Kinan bangkit dari duduknya, Menyalami Bunda Tata untuk berpamitan.
"Kinan permisi Bun, Assalamualaikum."
"Waalaikumsalam."
Sinta mengantarkan Kinan sampai depan gerbang, sedangkan Bunda Tata kembali ke kamar karena harus siap-siap untuk bekerja.
Pukul tujuh pagi Kinan meninggalkan kediaman bunda Tata di antar supir yang waktu itu menjemputnya. Sinta sendiri tidak bisa ikut karena anak-anak membutuhkan dirinya.
"Beli hp baru Nan, nie nomor aku. Kalau udah beli hubungi aku ya." Sinta memberikan kertas yang mana ada nomor telepon di sana.
Kinan mengangguk dan mulai masuk ke dalam mobil. "Terimakasih ya Sin,"
"Hati-hati ya," Jujur Sinta merasa sedih karena Kinan harus pulang tapi dirinya bisa apa, memang sesuai kesepakatan Kinan hanya bekerja dua Minggu saja..
"Assalamualaikum." Kinan pamit setelah mesin mobil hidupkan..
"Waalaikumsalam." Sinta melambaikan tangan dan tanpa sadar matanya berkaca-kaca melihat Kinan pergi dan semakin menjauh.
"Sepi rasanya." Gumam Sinta sembari melangkah masuk kedalam rumah.
.
Tiga Minggu berlalu, Kinan melakukan aktivitas seperti biasa. Bersekolah dan mengurus adik-adiknya, Sedangkan kedua orangtuanya pergi ke ladang.
Kinan bahagia karena bisa kembali berkumpul dengan keluarganya. Terasa nyaman sekarang tidak ada lagi air mata apalagi tekanan, Bekerja terasa berat, pagi-pagi harus berlomba dengan waktu. Tidak ada kata santai semua harus selesai sebelum majikan bangun, tapi di rumahnya Kinan bisa bermalas-malasan. Seperti saat ini, dirinya berbaring di kasur. Kamarnya tidak terlalu luas tapi terlihat nyaman, Di perantauan Kinan sangat merindukan kamarnya. Dirinya bisa tidur dengan leluasa karena di rumah bunda Tata Kinan harus berbagi dengan Sinta.

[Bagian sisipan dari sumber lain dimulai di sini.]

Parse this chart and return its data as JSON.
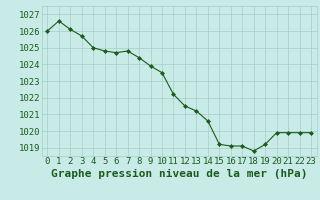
{
  "x": [
    0,
    1,
    2,
    3,
    4,
    5,
    6,
    7,
    8,
    9,
    10,
    11,
    12,
    13,
    14,
    15,
    16,
    17,
    18,
    19,
    20,
    21,
    22,
    23
  ],
  "y": [
    1026.0,
    1026.6,
    1026.1,
    1025.7,
    1025.0,
    1024.8,
    1024.7,
    1024.8,
    1024.4,
    1023.9,
    1023.5,
    1022.2,
    1021.5,
    1021.2,
    1020.6,
    1019.2,
    1019.1,
    1019.1,
    1018.8,
    1019.2,
    1019.9,
    1019.9,
    1019.9,
    1019.9
  ],
  "ylim": [
    1018.5,
    1027.5
  ],
  "yticks": [
    1019,
    1020,
    1021,
    1022,
    1023,
    1024,
    1025,
    1026,
    1027
  ],
  "xlabel": "Graphe pression niveau de la mer (hPa)",
  "line_color": "#1a5c1a",
  "marker_color": "#1a5c1a",
  "bg_color": "#c8ebe8",
  "grid_color": "#a8ccc8",
  "text_color": "#1a5c1a",
  "xlabel_color": "#1a5c1a",
  "label_fontsize": 7,
  "xlabel_fontsize": 8,
  "tick_fontsize": 6.5
}
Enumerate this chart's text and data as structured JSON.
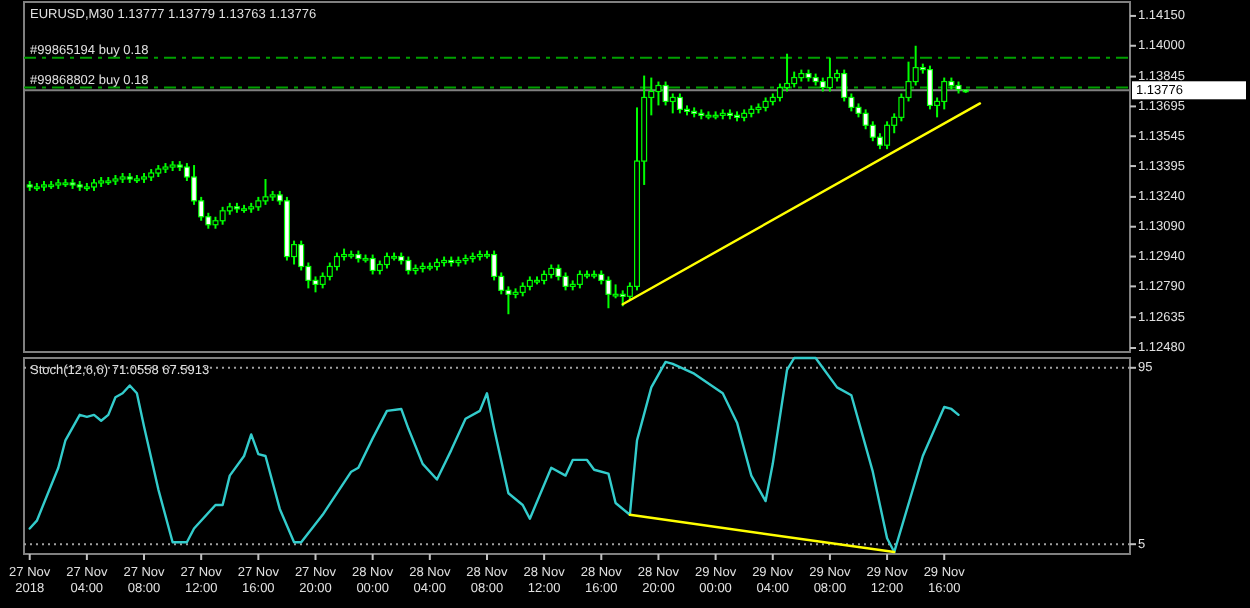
{
  "chart_data": [
    {
      "type": "candlestick",
      "title": "EURUSD,M30 1.13777 1.13779 1.13763 1.13776",
      "color": "#00ff00",
      "tick_labels": "y",
      "xlim": [
        "2018-11-26T23:36",
        "2018-11-30T05:00"
      ],
      "ylim": [
        1.1246,
        1.1422
      ],
      "yticks": [
        {
          "value": 1.1248,
          "label": "1.12480"
        },
        {
          "value": 1.12635,
          "label": "1.12635"
        },
        {
          "value": 1.1279,
          "label": "1.12790"
        },
        {
          "value": 1.1294,
          "label": "1.12940"
        },
        {
          "value": 1.1309,
          "label": "1.13090"
        },
        {
          "value": 1.1324,
          "label": "1.13240"
        },
        {
          "value": 1.13395,
          "label": "1.13395"
        },
        {
          "value": 1.13545,
          "label": "1.13545"
        },
        {
          "value": 1.13695,
          "label": "1.13695"
        },
        {
          "value": 1.13845,
          "label": "1.13845"
        },
        {
          "value": 1.14,
          "label": "1.14000"
        },
        {
          "value": 1.1415,
          "label": "1.14150"
        }
      ],
      "x": [
        "2018-11-27T00:00",
        "2018-11-27T00:30",
        "2018-11-27T01:00",
        "2018-11-27T01:30",
        "2018-11-27T02:00",
        "2018-11-27T02:30",
        "2018-11-27T03:00",
        "2018-11-27T03:30",
        "2018-11-27T04:00",
        "2018-11-27T04:30",
        "2018-11-27T05:00",
        "2018-11-27T05:30",
        "2018-11-27T06:00",
        "2018-11-27T06:30",
        "2018-11-27T07:00",
        "2018-11-27T07:30",
        "2018-11-27T08:00",
        "2018-11-27T08:30",
        "2018-11-27T09:00",
        "2018-11-27T09:30",
        "2018-11-27T10:00",
        "2018-11-27T10:30",
        "2018-11-27T11:00",
        "2018-11-27T11:30",
        "2018-11-27T12:00",
        "2018-11-27T12:30",
        "2018-11-27T13:00",
        "2018-11-27T13:30",
        "2018-11-27T14:00",
        "2018-11-27T14:30",
        "2018-11-27T15:00",
        "2018-11-27T15:30",
        "2018-11-27T16:00",
        "2018-11-27T16:30",
        "2018-11-27T17:00",
        "2018-11-27T17:30",
        "2018-11-27T18:00",
        "2018-11-27T18:30",
        "2018-11-27T19:00",
        "2018-11-27T19:30",
        "2018-11-27T20:00",
        "2018-11-27T20:30",
        "2018-11-27T21:00",
        "2018-11-27T21:30",
        "2018-11-27T22:00",
        "2018-11-27T22:30",
        "2018-11-27T23:00",
        "2018-11-27T23:30",
        "2018-11-28T00:00",
        "2018-11-28T00:30",
        "2018-11-28T01:00",
        "2018-11-28T01:30",
        "2018-11-28T02:00",
        "2018-11-28T02:30",
        "2018-11-28T03:00",
        "2018-11-28T03:30",
        "2018-11-28T04:00",
        "2018-11-28T04:30",
        "2018-11-28T05:00",
        "2018-11-28T05:30",
        "2018-11-28T06:00",
        "2018-11-28T06:30",
        "2018-11-28T07:00",
        "2018-11-28T07:30",
        "2018-11-28T08:00",
        "2018-11-28T08:30",
        "2018-11-28T09:00",
        "2018-11-28T09:30",
        "2018-11-28T10:00",
        "2018-11-28T10:30",
        "2018-11-28T11:00",
        "2018-11-28T11:30",
        "2018-11-28T12:00",
        "2018-11-28T12:30",
        "2018-11-28T13:00",
        "2018-11-28T13:30",
        "2018-11-28T14:00",
        "2018-11-28T14:30",
        "2018-11-28T15:00",
        "2018-11-28T15:30",
        "2018-11-28T16:00",
        "2018-11-28T16:30",
        "2018-11-28T17:00",
        "2018-11-28T17:30",
        "2018-11-28T18:00",
        "2018-11-28T18:30",
        "2018-11-28T19:00",
        "2018-11-28T19:30",
        "2018-11-28T20:00",
        "2018-11-28T20:30",
        "2018-11-28T21:00",
        "2018-11-28T21:30",
        "2018-11-28T22:00",
        "2018-11-28T22:30",
        "2018-11-28T23:00",
        "2018-11-28T23:30",
        "2018-11-29T00:00",
        "2018-11-29T00:30",
        "2018-11-29T01:00",
        "2018-11-29T01:30",
        "2018-11-29T02:00",
        "2018-11-29T02:30",
        "2018-11-29T03:00",
        "2018-11-29T03:30",
        "2018-11-29T04:00",
        "2018-11-29T04:30",
        "2018-11-29T05:00",
        "2018-11-29T05:30",
        "2018-11-29T06:00",
        "2018-11-29T06:30",
        "2018-11-29T07:00",
        "2018-11-29T07:30",
        "2018-11-29T08:00",
        "2018-11-29T08:30",
        "2018-11-29T09:00",
        "2018-11-29T09:30",
        "2018-11-29T10:00",
        "2018-11-29T10:30",
        "2018-11-29T11:00",
        "2018-11-29T11:30",
        "2018-11-29T12:00",
        "2018-11-29T12:30",
        "2018-11-29T13:00",
        "2018-11-29T13:30",
        "2018-11-29T14:00",
        "2018-11-29T14:30",
        "2018-11-29T15:00",
        "2018-11-29T15:30",
        "2018-11-29T16:00",
        "2018-11-29T16:30",
        "2018-11-29T17:00",
        "2018-11-29T17:30"
      ],
      "ohlc": [
        [
          1.133,
          1.1332,
          1.1327,
          1.1329
        ],
        [
          1.1329,
          1.1331,
          1.1327,
          1.1329
        ],
        [
          1.1329,
          1.1332,
          1.1327,
          1.133
        ],
        [
          1.133,
          1.1332,
          1.1328,
          1.133
        ],
        [
          1.133,
          1.1333,
          1.1328,
          1.1331
        ],
        [
          1.1331,
          1.1333,
          1.1329,
          1.1331
        ],
        [
          1.1331,
          1.1333,
          1.1328,
          1.133
        ],
        [
          1.133,
          1.1332,
          1.1327,
          1.1329
        ],
        [
          1.1329,
          1.1331,
          1.1327,
          1.1329
        ],
        [
          1.1329,
          1.1333,
          1.1327,
          1.1331
        ],
        [
          1.1331,
          1.1334,
          1.1329,
          1.1332
        ],
        [
          1.1332,
          1.1334,
          1.133,
          1.1332
        ],
        [
          1.1332,
          1.1335,
          1.133,
          1.1333
        ],
        [
          1.1333,
          1.1336,
          1.1331,
          1.1334
        ],
        [
          1.1334,
          1.1336,
          1.1331,
          1.1333
        ],
        [
          1.1333,
          1.1335,
          1.1331,
          1.1333
        ],
        [
          1.1333,
          1.1336,
          1.1331,
          1.1334
        ],
        [
          1.1334,
          1.1338,
          1.1332,
          1.1336
        ],
        [
          1.1336,
          1.134,
          1.1334,
          1.1338
        ],
        [
          1.1338,
          1.1341,
          1.1336,
          1.1339
        ],
        [
          1.1339,
          1.1342,
          1.1337,
          1.134
        ],
        [
          1.134,
          1.1342,
          1.1337,
          1.1339
        ],
        [
          1.1339,
          1.1341,
          1.1332,
          1.1334
        ],
        [
          1.1334,
          1.134,
          1.132,
          1.1322
        ],
        [
          1.1322,
          1.1324,
          1.1312,
          1.1314
        ],
        [
          1.1314,
          1.1316,
          1.1308,
          1.131
        ],
        [
          1.131,
          1.1314,
          1.1308,
          1.1312
        ],
        [
          1.1312,
          1.1319,
          1.131,
          1.1317
        ],
        [
          1.1317,
          1.1321,
          1.1315,
          1.1319
        ],
        [
          1.1319,
          1.1321,
          1.1316,
          1.1318
        ],
        [
          1.1318,
          1.132,
          1.1316,
          1.1318
        ],
        [
          1.1318,
          1.1321,
          1.1316,
          1.1319
        ],
        [
          1.1319,
          1.1324,
          1.1317,
          1.1322
        ],
        [
          1.1322,
          1.1333,
          1.132,
          1.1324
        ],
        [
          1.1324,
          1.1327,
          1.1322,
          1.1325
        ],
        [
          1.1325,
          1.1327,
          1.132,
          1.1322
        ],
        [
          1.1322,
          1.1324,
          1.1292,
          1.1294
        ],
        [
          1.1294,
          1.1302,
          1.129,
          1.13
        ],
        [
          1.13,
          1.1302,
          1.1287,
          1.1289
        ],
        [
          1.1289,
          1.1291,
          1.1278,
          1.1282
        ],
        [
          1.1282,
          1.1284,
          1.1276,
          1.128
        ],
        [
          1.128,
          1.1286,
          1.1278,
          1.1284
        ],
        [
          1.1284,
          1.1291,
          1.1282,
          1.1289
        ],
        [
          1.1289,
          1.1296,
          1.1287,
          1.1294
        ],
        [
          1.1294,
          1.1298,
          1.1292,
          1.1295
        ],
        [
          1.1295,
          1.1297,
          1.1293,
          1.1295
        ],
        [
          1.1295,
          1.1297,
          1.1291,
          1.1293
        ],
        [
          1.1293,
          1.1295,
          1.1291,
          1.1293
        ],
        [
          1.1293,
          1.1295,
          1.1285,
          1.1287
        ],
        [
          1.1287,
          1.1292,
          1.1285,
          1.129
        ],
        [
          1.129,
          1.1296,
          1.1288,
          1.1294
        ],
        [
          1.1294,
          1.1296,
          1.1292,
          1.1294
        ],
        [
          1.1294,
          1.1296,
          1.129,
          1.1292
        ],
        [
          1.1292,
          1.1294,
          1.1285,
          1.1287
        ],
        [
          1.1287,
          1.129,
          1.1285,
          1.1288
        ],
        [
          1.1288,
          1.1291,
          1.1286,
          1.1289
        ],
        [
          1.1289,
          1.1291,
          1.1287,
          1.1289
        ],
        [
          1.1289,
          1.1293,
          1.1287,
          1.1291
        ],
        [
          1.1291,
          1.1294,
          1.1289,
          1.1292
        ],
        [
          1.1292,
          1.1294,
          1.1289,
          1.1291
        ],
        [
          1.1291,
          1.1294,
          1.1289,
          1.1292
        ],
        [
          1.1292,
          1.1295,
          1.129,
          1.1293
        ],
        [
          1.1293,
          1.1296,
          1.1291,
          1.1294
        ],
        [
          1.1294,
          1.1297,
          1.1292,
          1.1295
        ],
        [
          1.1295,
          1.1297,
          1.1293,
          1.1295
        ],
        [
          1.1295,
          1.1297,
          1.1282,
          1.1284
        ],
        [
          1.1284,
          1.1286,
          1.1275,
          1.1277
        ],
        [
          1.1277,
          1.1279,
          1.1265,
          1.1275
        ],
        [
          1.1275,
          1.1278,
          1.1273,
          1.1276
        ],
        [
          1.1276,
          1.1281,
          1.1274,
          1.1279
        ],
        [
          1.1279,
          1.1284,
          1.1277,
          1.1282
        ],
        [
          1.1282,
          1.1284,
          1.128,
          1.1282
        ],
        [
          1.1282,
          1.1287,
          1.128,
          1.1285
        ],
        [
          1.1285,
          1.129,
          1.1283,
          1.1288
        ],
        [
          1.1288,
          1.129,
          1.1282,
          1.1284
        ],
        [
          1.1284,
          1.1286,
          1.1277,
          1.1279
        ],
        [
          1.1279,
          1.1282,
          1.1277,
          1.128
        ],
        [
          1.128,
          1.1287,
          1.1278,
          1.1285
        ],
        [
          1.1285,
          1.1287,
          1.1283,
          1.1285
        ],
        [
          1.1285,
          1.1287,
          1.1283,
          1.1285
        ],
        [
          1.1285,
          1.1287,
          1.128,
          1.1282
        ],
        [
          1.1282,
          1.1284,
          1.1268,
          1.1275
        ],
        [
          1.1275,
          1.128,
          1.1273,
          1.1275
        ],
        [
          1.1275,
          1.1277,
          1.1269,
          1.1274
        ],
        [
          1.1274,
          1.1281,
          1.1272,
          1.1279
        ],
        [
          1.1279,
          1.1369,
          1.1277,
          1.1342
        ],
        [
          1.1342,
          1.1385,
          1.133,
          1.1374
        ],
        [
          1.1374,
          1.1384,
          1.1365,
          1.1377
        ],
        [
          1.1377,
          1.1382,
          1.137,
          1.138
        ],
        [
          1.138,
          1.1382,
          1.137,
          1.1372
        ],
        [
          1.1372,
          1.1376,
          1.1366,
          1.1374
        ],
        [
          1.1374,
          1.1376,
          1.1366,
          1.1368
        ],
        [
          1.1368,
          1.137,
          1.1365,
          1.1367
        ],
        [
          1.1367,
          1.1369,
          1.1364,
          1.1366
        ],
        [
          1.1366,
          1.1368,
          1.1363,
          1.1365
        ],
        [
          1.1365,
          1.1367,
          1.1363,
          1.1365
        ],
        [
          1.1365,
          1.1367,
          1.1363,
          1.1365
        ],
        [
          1.1365,
          1.1368,
          1.1363,
          1.1366
        ],
        [
          1.1366,
          1.1368,
          1.1363,
          1.1365
        ],
        [
          1.1365,
          1.1367,
          1.1362,
          1.1364
        ],
        [
          1.1364,
          1.1368,
          1.1362,
          1.1366
        ],
        [
          1.1366,
          1.137,
          1.1364,
          1.1368
        ],
        [
          1.1368,
          1.1371,
          1.1366,
          1.1369
        ],
        [
          1.1369,
          1.1374,
          1.1367,
          1.1372
        ],
        [
          1.1372,
          1.1376,
          1.137,
          1.1374
        ],
        [
          1.1374,
          1.1381,
          1.1372,
          1.1379
        ],
        [
          1.1379,
          1.1396,
          1.1377,
          1.1381
        ],
        [
          1.1381,
          1.1387,
          1.1379,
          1.1384
        ],
        [
          1.1384,
          1.1388,
          1.1382,
          1.1386
        ],
        [
          1.1386,
          1.1388,
          1.1382,
          1.1384
        ],
        [
          1.1384,
          1.1386,
          1.138,
          1.1382
        ],
        [
          1.1382,
          1.1384,
          1.1377,
          1.1379
        ],
        [
          1.1379,
          1.1394,
          1.1377,
          1.1384
        ],
        [
          1.1384,
          1.1388,
          1.1382,
          1.1386
        ],
        [
          1.1386,
          1.1388,
          1.1372,
          1.1374
        ],
        [
          1.1374,
          1.1376,
          1.1367,
          1.1369
        ],
        [
          1.1369,
          1.1371,
          1.1364,
          1.1366
        ],
        [
          1.1366,
          1.1368,
          1.1358,
          1.136
        ],
        [
          1.136,
          1.1362,
          1.1352,
          1.1354
        ],
        [
          1.1354,
          1.1356,
          1.1348,
          1.135
        ],
        [
          1.135,
          1.1362,
          1.1348,
          1.136
        ],
        [
          1.136,
          1.1366,
          1.1356,
          1.1364
        ],
        [
          1.1364,
          1.1376,
          1.1362,
          1.1374
        ],
        [
          1.1374,
          1.1392,
          1.1372,
          1.1382
        ],
        [
          1.1382,
          1.14,
          1.138,
          1.1389
        ],
        [
          1.1389,
          1.1391,
          1.1386,
          1.1388
        ],
        [
          1.1388,
          1.139,
          1.1368,
          1.137
        ],
        [
          1.137,
          1.1374,
          1.1364,
          1.1372
        ],
        [
          1.1372,
          1.1384,
          1.1368,
          1.1382
        ],
        [
          1.1382,
          1.1384,
          1.1378,
          1.138
        ],
        [
          1.138,
          1.1382,
          1.1376,
          1.1378
        ],
        [
          1.13777,
          1.13779,
          1.13763,
          1.13776
        ]
      ],
      "series": [
        {
          "type": "line",
          "x": [
            "2018-11-28T17:30",
            "2018-11-29T18:30"
          ],
          "values": [
            1.127,
            1.1371
          ],
          "color": "#ffff00"
        }
      ],
      "ref_lines": [
        {
          "axis": "y",
          "value": 1.1394,
          "label": "#99865194 buy 0.18",
          "color": "#00a000",
          "line_style": "dashed"
        },
        {
          "axis": "y",
          "value": 1.1379,
          "label": "#99868802 buy 0.18",
          "color": "#00a000",
          "line_style": "dashed"
        },
        {
          "axis": "y",
          "value": 1.13776,
          "label": "1.13776",
          "color": "#808080",
          "line_style": "solid"
        }
      ]
    },
    {
      "type": "line",
      "title": "Stoch(12,6,6) 71.0558 67.5913",
      "xlim": [
        "2018-11-26T23:36",
        "2018-11-30T05:00"
      ],
      "ylim": [
        0,
        100
      ],
      "yticks": [
        95,
        5
      ],
      "xticks": [
        {
          "value": "2018-11-27T00:00",
          "label": "27 Nov 2018"
        },
        {
          "value": "2018-11-27T04:00",
          "label": "27 Nov 04:00"
        },
        {
          "value": "2018-11-27T08:00",
          "label": "27 Nov 08:00"
        },
        {
          "value": "2018-11-27T12:00",
          "label": "27 Nov 12:00"
        },
        {
          "value": "2018-11-27T16:00",
          "label": "27 Nov 16:00"
        },
        {
          "value": "2018-11-27T20:00",
          "label": "27 Nov 20:00"
        },
        {
          "value": "2018-11-28T00:00",
          "label": "28 Nov 00:00"
        },
        {
          "value": "2018-11-28T04:00",
          "label": "28 Nov 04:00"
        },
        {
          "value": "2018-11-28T08:00",
          "label": "28 Nov 08:00"
        },
        {
          "value": "2018-11-28T12:00",
          "label": "28 Nov 12:00"
        },
        {
          "value": "2018-11-28T16:00",
          "label": "28 Nov 16:00"
        },
        {
          "value": "2018-11-28T20:00",
          "label": "28 Nov 20:00"
        },
        {
          "value": "2018-11-29T00:00",
          "label": "29 Nov 00:00"
        },
        {
          "value": "2018-11-29T04:00",
          "label": "29 Nov 04:00"
        },
        {
          "value": "2018-11-29T08:00",
          "label": "29 Nov 08:00"
        },
        {
          "value": "2018-11-29T12:00",
          "label": "29 Nov 12:00"
        },
        {
          "value": "2018-11-29T16:00",
          "label": "29 Nov 16:00"
        }
      ],
      "series": [
        {
          "color": "#33cccc",
          "x": [
            "2018-11-27T00:00",
            "2018-11-27T00:30",
            "2018-11-27T02:00",
            "2018-11-27T02:30",
            "2018-11-27T03:30",
            "2018-11-27T04:00",
            "2018-11-27T04:30",
            "2018-11-27T05:00",
            "2018-11-27T05:30",
            "2018-11-27T06:00",
            "2018-11-27T06:30",
            "2018-11-27T07:00",
            "2018-11-27T07:30",
            "2018-11-27T08:00",
            "2018-11-27T09:00",
            "2018-11-27T10:00",
            "2018-11-27T11:00",
            "2018-11-27T11:30",
            "2018-11-27T13:00",
            "2018-11-27T13:30",
            "2018-11-27T14:00",
            "2018-11-27T15:00",
            "2018-11-27T15:30",
            "2018-11-27T16:00",
            "2018-11-27T16:30",
            "2018-11-27T17:30",
            "2018-11-27T18:30",
            "2018-11-27T19:00",
            "2018-11-27T20:30",
            "2018-11-27T22:30",
            "2018-11-27T23:00",
            "2018-11-28T00:00",
            "2018-11-28T01:00",
            "2018-11-28T02:00",
            "2018-11-28T02:30",
            "2018-11-28T03:30",
            "2018-11-28T04:30",
            "2018-11-28T05:30",
            "2018-11-28T06:30",
            "2018-11-28T07:30",
            "2018-11-28T08:00",
            "2018-11-28T08:30",
            "2018-11-28T09:30",
            "2018-11-28T10:30",
            "2018-11-28T11:00",
            "2018-11-28T12:30",
            "2018-11-28T13:30",
            "2018-11-28T14:00",
            "2018-11-28T15:00",
            "2018-11-28T15:30",
            "2018-11-28T16:30",
            "2018-11-28T17:00",
            "2018-11-28T18:00",
            "2018-11-28T18:30",
            "2018-11-28T19:30",
            "2018-11-28T20:30",
            "2018-11-28T21:00",
            "2018-11-28T22:30",
            "2018-11-29T00:30",
            "2018-11-29T01:30",
            "2018-11-29T02:30",
            "2018-11-29T03:30",
            "2018-11-29T04:00",
            "2018-11-29T05:00",
            "2018-11-29T05:30",
            "2018-11-29T07:00",
            "2018-11-29T08:30",
            "2018-11-29T09:30",
            "2018-11-29T11:00",
            "2018-11-29T12:00",
            "2018-11-29T12:30",
            "2018-11-29T14:30",
            "2018-11-29T16:00",
            "2018-11-29T16:30",
            "2018-11-29T17:00"
          ],
          "values": [
            13,
            17,
            44,
            58,
            71,
            70,
            71,
            68,
            71,
            80,
            82,
            86,
            82,
            65,
            33,
            6,
            6,
            13,
            25,
            25,
            40,
            50,
            61,
            51,
            50,
            23,
            6,
            6,
            20,
            42,
            44,
            59,
            73,
            74,
            64,
            46,
            38,
            53,
            69,
            73,
            82,
            64,
            31,
            25,
            18,
            44,
            40,
            48,
            48,
            43,
            41,
            26,
            20,
            58,
            85,
            98,
            97,
            92,
            82,
            67,
            40,
            27,
            46,
            94,
            100,
            100,
            85,
            81,
            42,
            8,
            1,
            50,
            75,
            74,
            71
          ]
        },
        {
          "type": "line",
          "x": [
            "2018-11-28T18:00",
            "2018-11-29T12:30"
          ],
          "values": [
            20,
            1
          ],
          "color": "#ffff00"
        }
      ],
      "ref_lines": [
        {
          "axis": "y",
          "value": 95,
          "color": "#a0a0a0",
          "line_style": "dotted"
        },
        {
          "axis": "y",
          "value": 5,
          "color": "#a0a0a0",
          "line_style": "dotted"
        }
      ]
    }
  ]
}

Waktu menunjukkan pukul sembilan pagi. Adik-adiknya sudah sarapan dan pergi bersama teman-temannya. Rumah sederhananya juga nampak rapih dan bersih. Kinan memang suka bersih-bersih, perempuan harus bisa menjaga kebersihan itu yang selalu Bu Anis terapkan kepada Kinan.
Di luar cuaca lumayan cerah, angin masih datang menyapa, sayup-sayup terdengar suara tetangga yang tengah bergosip mengingat di samping rumahnya ada warung. Biasanya Kinan ikut bergabung karena hanya di hari Minggu dirinya bisa bersantai. Selebihnya sibuk sekolah. Tapi entah kenapa hari ini rasanya malas. Kinan hanya menatap asal langit-langit kamar alih-alih memainkan ponsel.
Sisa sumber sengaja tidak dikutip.